El Perro se agachó recogiendo la llave que había caído justo al lado de sus pies cuando él había atravesado al guardia con su espada. Abrió las manillas de la chica y la miró a los ojos preguntándose por qué estaba haciendo todo aquello, seguramente ella también se preguntaba por qué lo hacía y no tenía una buena excusa para decirle si le preguntaba. Antes de que dijera nada, el mercenario observó en dirección a la penumbra, viendo a los otros presos de aquella habitación. Sin pensarlo dos veces se abalanzó sobre ellos, arrebatándoles la vida. No necesitaba más testigos que los cadáveres.

Sansa lo miró quieta, asustada. ¿Estaba realmente ayudándola? ¿Podía fiarse de él? Miró las ropas y empezó a quitarse aquel vestido verde y ajado, para meterse en aquellas telas descoloridas. Olían mal, ni siquiera parecían de telas buenas. La chica se sentía francamente incomoda cambiándose de ropa allí, delante de él. Probablemente tenía miles de quejas, pero no se sentía capaz de formularlas. Que aquel hombre la estuviera ayudando era lo único que tenía, y pretendía agarrarse a ello como un clavo ardiendo.

—No creéis en caballeros y sin embargo os estáis comportando como uno…— dijo la chica sacado la cabeza por el agujero de aquellos andrajos. Quizá si era un caballero, quizá si existían los finales felices tras la adversidad. Que importaba que el Perro fuera aterrador, que no fuera guapo, si la salvaba de aquel destino fatídico.

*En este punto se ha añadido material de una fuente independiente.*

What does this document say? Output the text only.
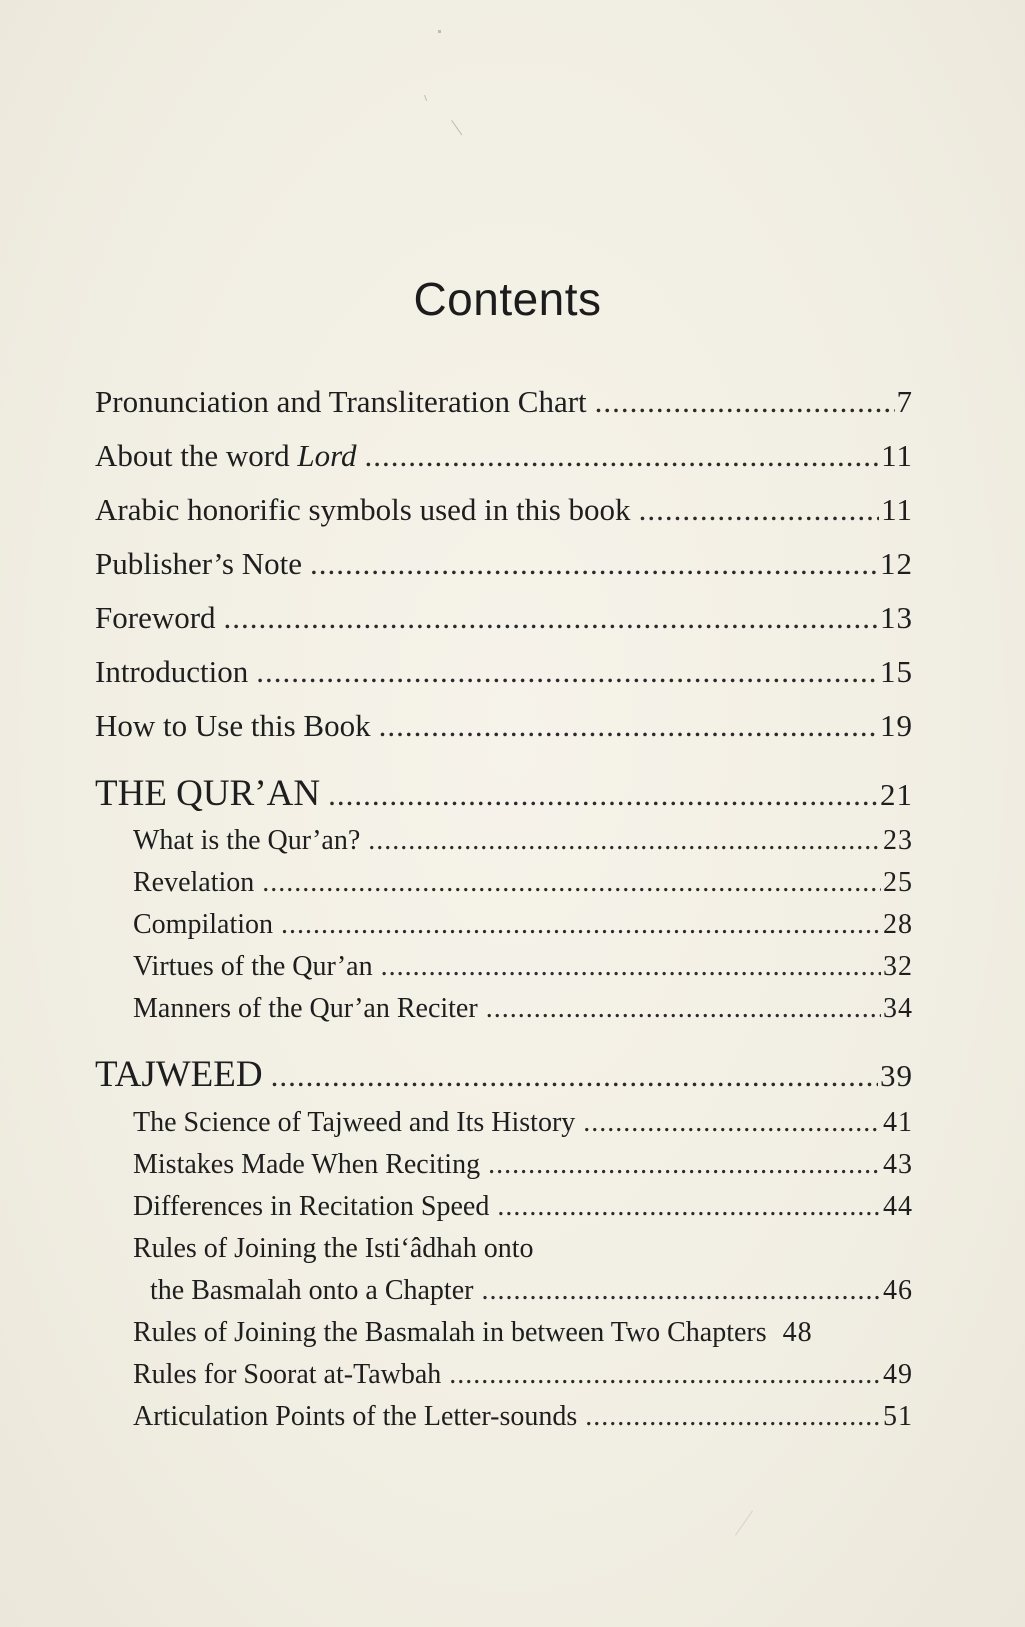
Contents
Pronunciation and Transliteration Chart .....	7
About the word Lord .....	11
Arabic honorific symbols used in this book .....	11
Publisher’s Note .....	12
Foreword .....	13
Introduction .....	15
How to Use this Book .....	19
THE QUR’AN .....	21
What is the Qur’an? .....	23
Revelation .....	25
Compilation .....	28
Virtues of the Qur’an .....	32
Manners of the Qur’an Reciter .....	34
TAJWEED .....	39
The Science of Tajweed and Its History .....	41
Mistakes Made When Reciting .....	43
Differences in Recitation Speed .....	44
Rules of Joining the Isti‘âdhah onto
the Basmalah onto a Chapter .....	46
Rules of Joining the Basmalah in between Two Chapters 48
Rules for Soorat at-Tawbah .....	49
Articulation Points of the Letter-sounds .....	51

—No te equivoques — contestó el Perro pensado en la mentira que podía decirle para no aceptar en voz alta el afecto que despertaba en él. Le levantó la capucha de aquellos ropajes y le cubrió el rojizo pelo, la parte difícil de la huida empezaba en aquel momento. La encontraba preciosa, y aquello le desosegaba más que ninguna otra cosa. Aquel pajarillo de ojos azules y mirada dulce al que nunca le podría decir el verdadero motivo de sus actos.— Los Lannister pierden la guerra y a mí nunca me ha gustado estar en el lado de los vencidos.

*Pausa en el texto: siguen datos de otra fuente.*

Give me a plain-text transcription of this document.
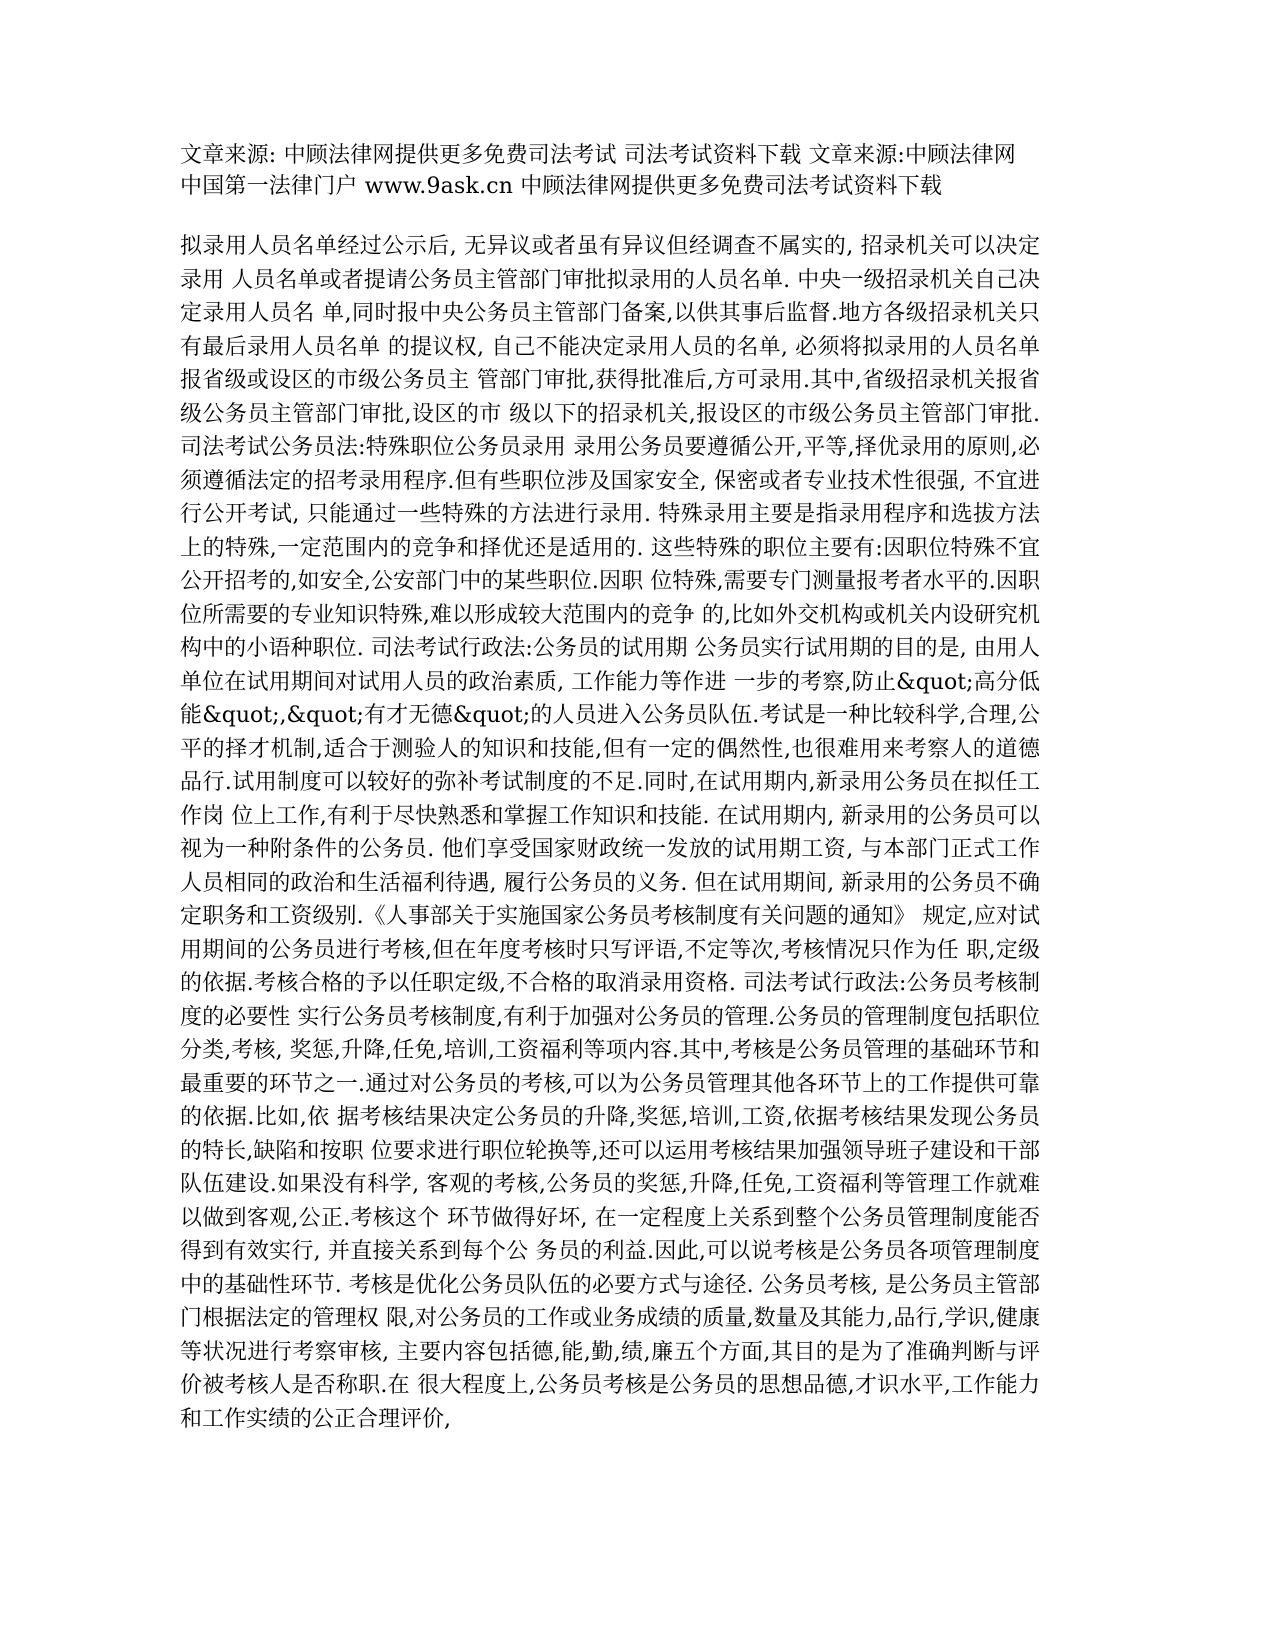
文章来源: 中顾法律网提供更多免费司法考试 司法考试资料下载 文章来源:中顾法律网 中国第一法律门户 www.9ask.cn 中顾法律网提供更多免费司法考试资料下载

拟录用人员名单经过公示后, 无异议或者虽有异议但经调查不属实的, 招录机关可以决定录用 人员名单或者提请公务员主管部门审批拟录用的人员名单. 中央一级招录机关自己决定录用人员名 单,同时报中央公务员主管部门备案,以供其事后监督.地方各级招录机关只有最后录用人员名单 的提议权, 自己不能决定录用人员的名单, 必须将拟录用的人员名单报省级或设区的市级公务员主 管部门审批,获得批准后,方可录用.其中,省级招录机关报省级公务员主管部门审批,设区的市 级以下的招录机关,报设区的市级公务员主管部门审批. 司法考试公务员法:特殊职位公务员录用 录用公务员要遵循公开,平等,择优录用的原则,必须遵循法定的招考录用程序.但有些职位涉及国家安全, 保密或者专业技术性很强, 不宜进行公开考试, 只能通过一些特殊的方法进行录用. 特殊录用主要是指录用程序和选拔方法上的特殊,一定范围内的竞争和择优还是适用的. 这些特殊的职位主要有:因职位特殊不宜公开招考的,如安全,公安部门中的某些职位.因职 位特殊,需要专门测量报考者水平的.因职位所需要的专业知识特殊,难以形成较大范围内的竞争 的,比如外交机构或机关内设研究机构中的小语种职位. 司法考试行政法:公务员的试用期 公务员实行试用期的目的是, 由用人单位在试用期间对试用人员的政治素质, 工作能力等作进 一步的考察,防止&quot;高分低能&quot;,&quot;有才无德&quot;的人员进入公务员队伍.考试是一种比较科学,合理,公平的择才机制,适合于测验人的知识和技能,但有一定的偶然性,也很难用来考察人的道德 品行.试用制度可以较好的弥补考试制度的不足.同时,在试用期内,新录用公务员在拟任工作岗 位上工作,有利于尽快熟悉和掌握工作知识和技能. 在试用期内, 新录用的公务员可以视为一种附条件的公务员. 他们享受国家财政统一发放的试用期工资, 与本部门正式工作人员相同的政治和生活福利待遇, 履行公务员的义务. 但在试用期间, 新录用的公务员不确定职务和工资级别.《人事部关于实施国家公务员考核制度有关问题的通知》 规定,应对试用期间的公务员进行考核,但在年度考核时只写评语,不定等次,考核情况只作为任 职,定级的依据.考核合格的予以任职定级,不合格的取消录用资格. 司法考试行政法:公务员考核制度的必要性 实行公务员考核制度,有利于加强对公务员的管理.公务员的管理制度包括职位分类,考核, 奖惩,升降,任免,培训,工资福利等项内容.其中,考核是公务员管理的基础环节和最重要的环节之一.通过对公务员的考核,可以为公务员管理其他各环节上的工作提供可靠的依据.比如,依 据考核结果决定公务员的升降,奖惩,培训,工资,依据考核结果发现公务员的特长,缺陷和按职 位要求进行职位轮换等,还可以运用考核结果加强领导班子建设和干部队伍建设.如果没有科学, 客观的考核,公务员的奖惩,升降,任免,工资福利等管理工作就难以做到客观,公正.考核这个 环节做得好坏, 在一定程度上关系到整个公务员管理制度能否得到有效实行, 并直接关系到每个公 务员的利益.因此,可以说考核是公务员各项管理制度中的基础性环节. 考核是优化公务员队伍的必要方式与途径. 公务员考核, 是公务员主管部门根据法定的管理权 限,对公务员的工作或业务成绩的质量,数量及其能力,品行,学识,健康等状况进行考察审核, 主要内容包括德,能,勤,绩,廉五个方面,其目的是为了准确判断与评价被考核人是否称职.在 很大程度上,公务员考核是公务员的思想品德,才识水平,工作能力和工作实绩的公正合理评价,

—De todos modos — Sansa bajó la cabeza y pensó en que era posible que en aquellos momentos los modales fueran lo menos importante, pero ella seguía siendo Sansa Stark de Invernalia.— Gracias, si consigo llegar viva a mi casa, os retribuiré este gran favor.

—Perfecto, eres más lista de lo que pensaba, pajarito — dijo encaminándose hacia los túneles de las mazmorras oscuras.— Coge tú la antorcha y sígueme.

La Stark recogió la antorcha, llevando el fuego a su lado y siguió a aquel hombre en silencio. Siempre le había aterrado su rostro desfigurado, su mirada feroz y su voz… Su corazón palpitó con fuerza mientras deseaba que todo lo que había dicho fuera una tontería, esperando que en el fondo él fuera su caballero.